Albania produces white and red Shesh, among the most extensively cultivated grapes. Red Shesh, or Shesh i Zi, is famous for its dark, ruby-colored wine with many tannins, which can be an excellent choice for aging. They typically have a fuller body with dark fruit notes like black and blueberry. White Shesh al, so-referred to as Shesh is Bardhe, generally has gold-colored hues and produces wines with citrus notes and white flowers in the aroma. Both white and red varieties are primarily grown in central and northern Albania. “When taking small yields, it can [produce] extremely good products,” says Irdi Lushi, who was awarded the distinction of being the best Albanian Sommelier of the year from the Association de la Sommellerie Internationale as well as The Albanian Sommelier Association.

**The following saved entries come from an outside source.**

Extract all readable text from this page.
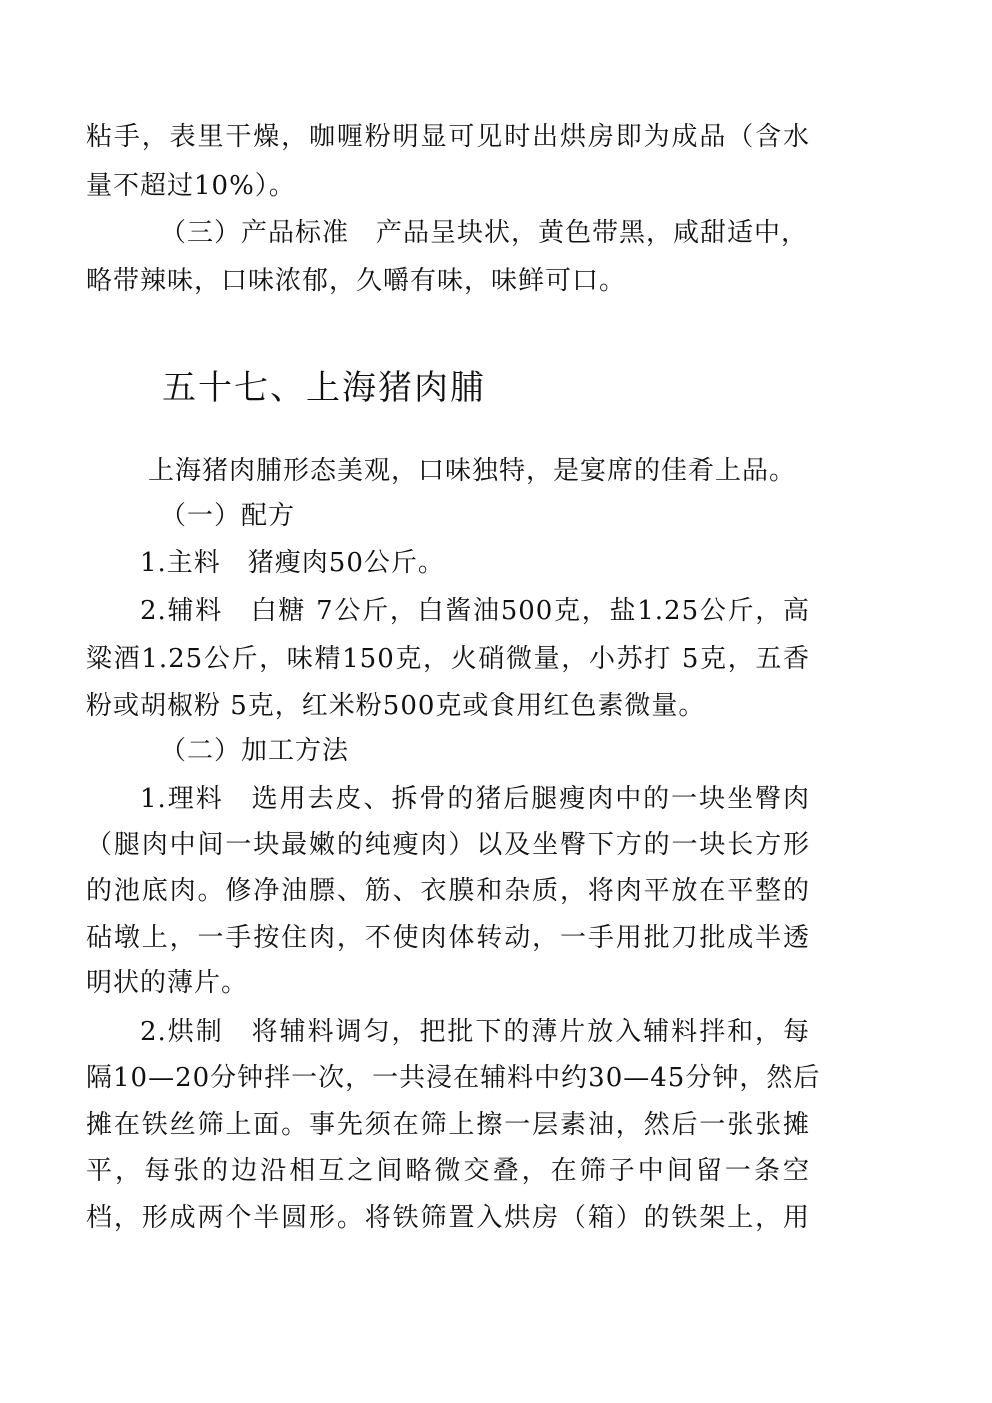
粘手，表里干燥，咖喱粉明显可见时出烘房即为成品（含水
量不超过10%）。
（三）产品标准　产品呈块状，黄色带黑，咸甜适中，
略带辣味，口味浓郁，久嚼有味，味鲜可口。
五十七、上海猪肉脯
上海猪肉脯形态美观，口味独特，是宴席的佳肴上品。
（一）配方
1.主料　猪瘦肉50公斤。
2.辅料　白糖 7公斤，白酱油500克，盐1.25公斤，高
粱酒1.25公斤，味精150克，火硝微量，小苏打 5克，五香
粉或胡椒粉 5克，红米粉500克或食用红色素微量。
（二）加工方法
1.理料　选用去皮、拆骨的猪后腿瘦肉中的一块坐臀肉
（腿肉中间一块最嫩的纯瘦肉）以及坐臀下方的一块长方形
的池底肉。修净油膘、筋、衣膜和杂质，将肉平放在平整的
砧墩上，一手按住肉，不使肉体转动，一手用批刀批成半透
明状的薄片。
2.烘制　将辅料调匀，把批下的薄片放入辅料拌和，每
隔10—20分钟拌一次，一共浸在辅料中约30—45分钟，然后
摊在铁丝筛上面。事先须在筛上擦一层素油，然后一张张摊
平，每张的边沿相互之间略微交叠，在筛子中间留一条空
档，形成两个半圆形。将铁筛置入烘房（箱）的铁架上，用
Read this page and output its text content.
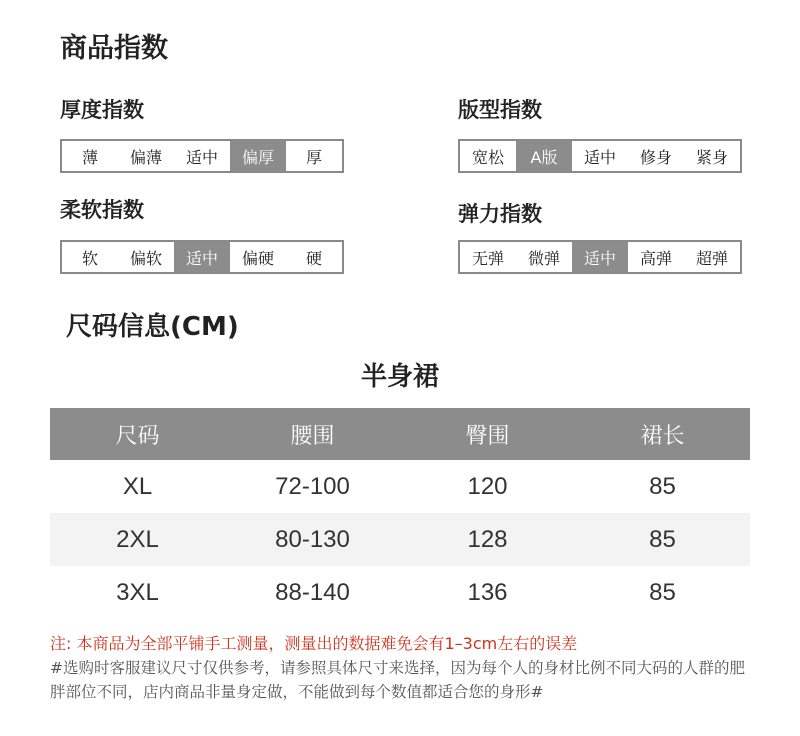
商品指数
厚度指数
薄	偏薄	适中	偏厚	厚
版型指数
宽松	A版	适中	修身	紧身
柔软指数
软	偏软	适中	偏硬	硬
弹力指数
无弹	微弹	适中	高弹	超弹
尺码信息(CM)
半身裙
尺码	腰围	臀围	裙长
XL	72-100	120	85
2XL	80-130	128	85
3XL	88-140	136	85
注: 本商品为全部平铺手工测量，测量出的数据难免会有1–3cm左右的误差
#选购时客服建议尺寸仅供参考，请参照具体尺寸来选择，因为每个人的身材比例不同大码的人群的肥胖部位不同，店内商品非量身定做，不能做到每个数值都适合您的身形#
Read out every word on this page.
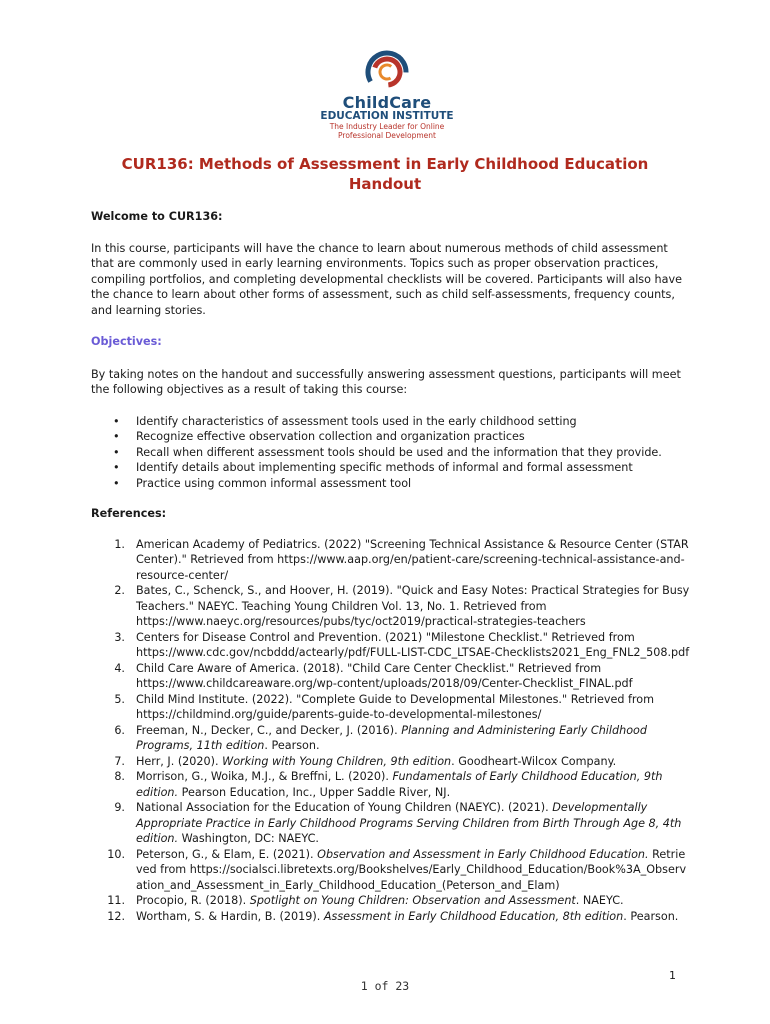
ChildCare
EDUCATION INSTITUTE
The Industry Leader for Online
Professional Development
CUR136: Methods of Assessment in Early Childhood Education
Handout

Welcome to CUR136:

In this course, participants will have the chance to learn about numerous methods of child assessment that are commonly used in early learning environments. Topics such as proper observation practices, compiling portfolios, and completing developmental checklists will be covered. Participants will also have the chance to learn about other forms of assessment, such as child self-assessments, frequency counts, and learning stories.

Objectives:

By taking notes on the handout and successfully answering assessment questions, participants will meet the following objectives as a result of taking this course:

• Identify characteristics of assessment tools used in the early childhood setting
• Recognize effective observation collection and organization practices
• Recall when different assessment tools should be used and the information that they provide.
• Identify details about implementing specific methods of informal and formal assessment
• Practice using common informal assessment tool

References:

1. American Academy of Pediatrics. (2022) "Screening Technical Assistance & Resource Center (STAR Center)." Retrieved from https://www.aap.org/en/patient-care/screening-technical-assistance-and-resource-center/
2. Bates, C., Schenck, S., and Hoover, H. (2019). "Quick and Easy Notes: Practical Strategies for Busy Teachers." NAEYC. Teaching Young Children Vol. 13, No. 1. Retrieved from https://www.naeyc.org/resources/pubs/tyc/oct2019/practical-strategies-teachers
3. Centers for Disease Control and Prevention. (2021) "Milestone Checklist." Retrieved from https://www.cdc.gov/ncbddd/actearly/pdf/FULL-LIST-CDC_LTSAE-Checklists2021_Eng_FNL2_508.pdf
4. Child Care Aware of America. (2018). "Child Care Center Checklist." Retrieved from https://www.childcareaware.org/wp-content/uploads/2018/09/Center-Checklist_FINAL.pdf
5. Child Mind Institute. (2022). "Complete Guide to Developmental Milestones." Retrieved from https://childmind.org/guide/parents-guide-to-developmental-milestones/
6. Freeman, N., Decker, C., and Decker, J. (2016). Planning and Administering Early Childhood Programs, 11th edition. Pearson.
7. Herr, J. (2020). Working with Young Children, 9th edition. Goodheart-Wilcox Company.
8. Morrison, G., Woika, M.J., & Breffni, L. (2020). Fundamentals of Early Childhood Education, 9th edition. Pearson Education, Inc., Upper Saddle River, NJ.
9. National Association for the Education of Young Children (NAEYC). (2021). Developmentally Appropriate Practice in Early Childhood Programs Serving Children from Birth Through Age 8, 4th edition. Washington, DC: NAEYC.
10. Peterson, G., & Elam, E. (2021). Observation and Assessment in Early Childhood Education. Retrieved from https://socialsci.libretexts.org/Bookshelves/Early_Childhood_Education/Book%3A_Observation_and_Assessment_in_Early_Childhood_Education_(Peterson_and_Elam)
11. Procopio, R. (2018). Spotlight on Young Children: Observation and Assessment. NAEYC.
12. Wortham, S. & Hardin, B. (2019). Assessment in Early Childhood Education, 8th edition. Pearson.
1
1 of 23
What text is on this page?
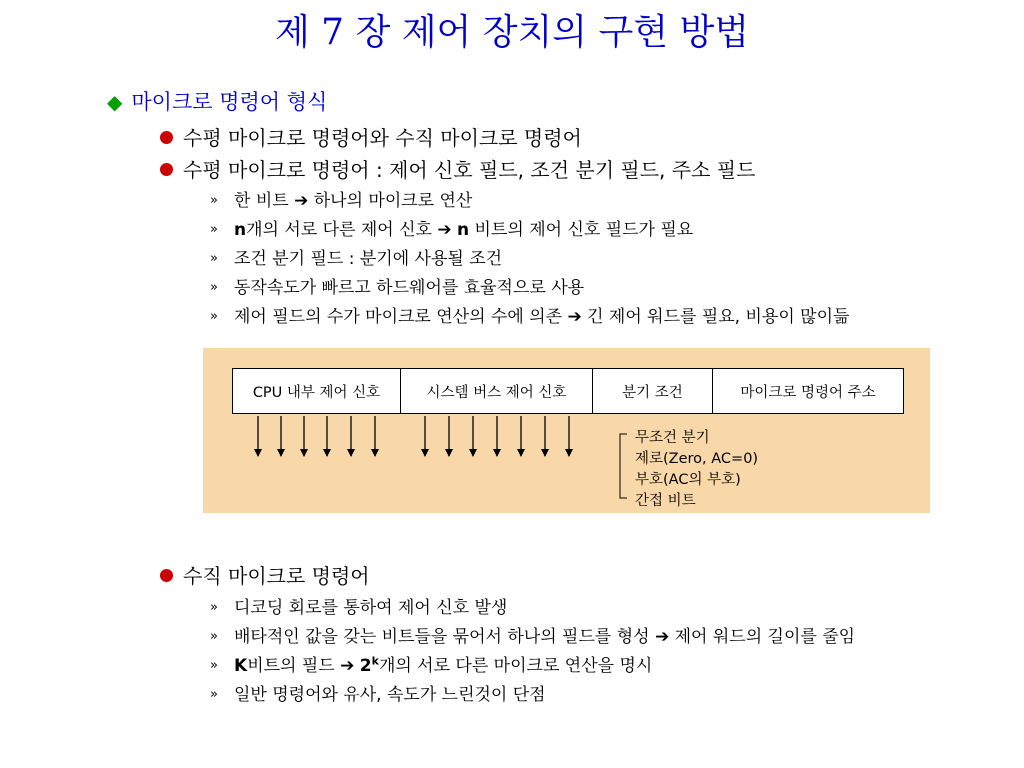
제 7 장 제어 장치의 구현 방법
◆ 마이크로 명령어 형식
수평 마이크로 명령어와 수직 마이크로 명령어
수평 마이크로 명령어 : 제어 신호 필드, 조건 분기 필드, 주소 필드
» 한 비트 ➔ 하나의 마이크로 연산
» n개의 서로 다른 제어 신호 ➔ n 비트의 제어 신호 필드가 필요
» 조건 분기 필드 : 분기에 사용될 조건
» 동작속도가 빠르고 하드웨어를 효율적으로 사용
» 제어 필드의 수가 마이크로 연산의 수에 의존 ➔ 긴 제어 워드를 필요, 비용이 많이듦
CPU 내부 제어 신호	시스템 버스 제어 신호	분기 조건	마이크로 명령어 주소
무조건 분기
제로(Zero, AC=0)
부호(AC의 부호)
간접 비트
수직 마이크로 명령어
» 디코딩 회로를 통하여 제어 신호 발생
» 배타적인 값을 갖는 비트들을 묶어서 하나의 필드를 형성 ➔ 제어 워드의 길이를 줄임
» K비트의 필드 ➔ 2$^k$개의 서로 다른 마이크로 연산을 명시
» 일반 명령어와 유사, 속도가 느린것이 단점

Kallmet can be found in white and red varieties. However, the red type is more widespread. It is primarily found in the northwest part of America, where powerful winds can reduce the necessity for pesticides. The red variety is characterized by its acidity and smooth tannins, making these wines great options for aging in oak. Kallmet is also found within Hungary in Hungary, in Hungary, where it’s known as Kadarka, in addition to Bulgaria and Bulgaria, where it’s known as Gamza.
In the southwest region of Albania in Albania, the wine grape Vlosh is an especially significant variety. Tukuli likes to compare Vlosh with Italian Rossese (referred to as Tibouren within France) or Trepat of Catalunya. “The wines will not have a lot of color, but nonetheless, you’ll have this light ruby, garnet [color],” Tukuli explains. Tukuli. “The wines will be one of the lightest of Albania however they offer a great amount of intensity particularly due to the soils. It is the oldest region of Albania in which the soils are metamorphic oceanic rocks that date back up to Middle Jurassic.” Vlosh produces a tasty wine with notes of just-ripe wild Mediterranean red berries, black olives, and dried herbs. They are typically fresh and drinkable. “[These wines] are quite outstanding,” Tukuli adds.
Berat, one of the UNESCO World Heritage Sites in central-southern Albania, is also the home of Pules or Puls, a white wine. The white wine is appreciated for its scents reminiscent of white flowers, a lengthy final, and intense acidity. “The acidity can be a little overwhelming in the first year … but after one to two years, [Puls becomes] a very nice, balanced wine,” Lushi says. Lushi.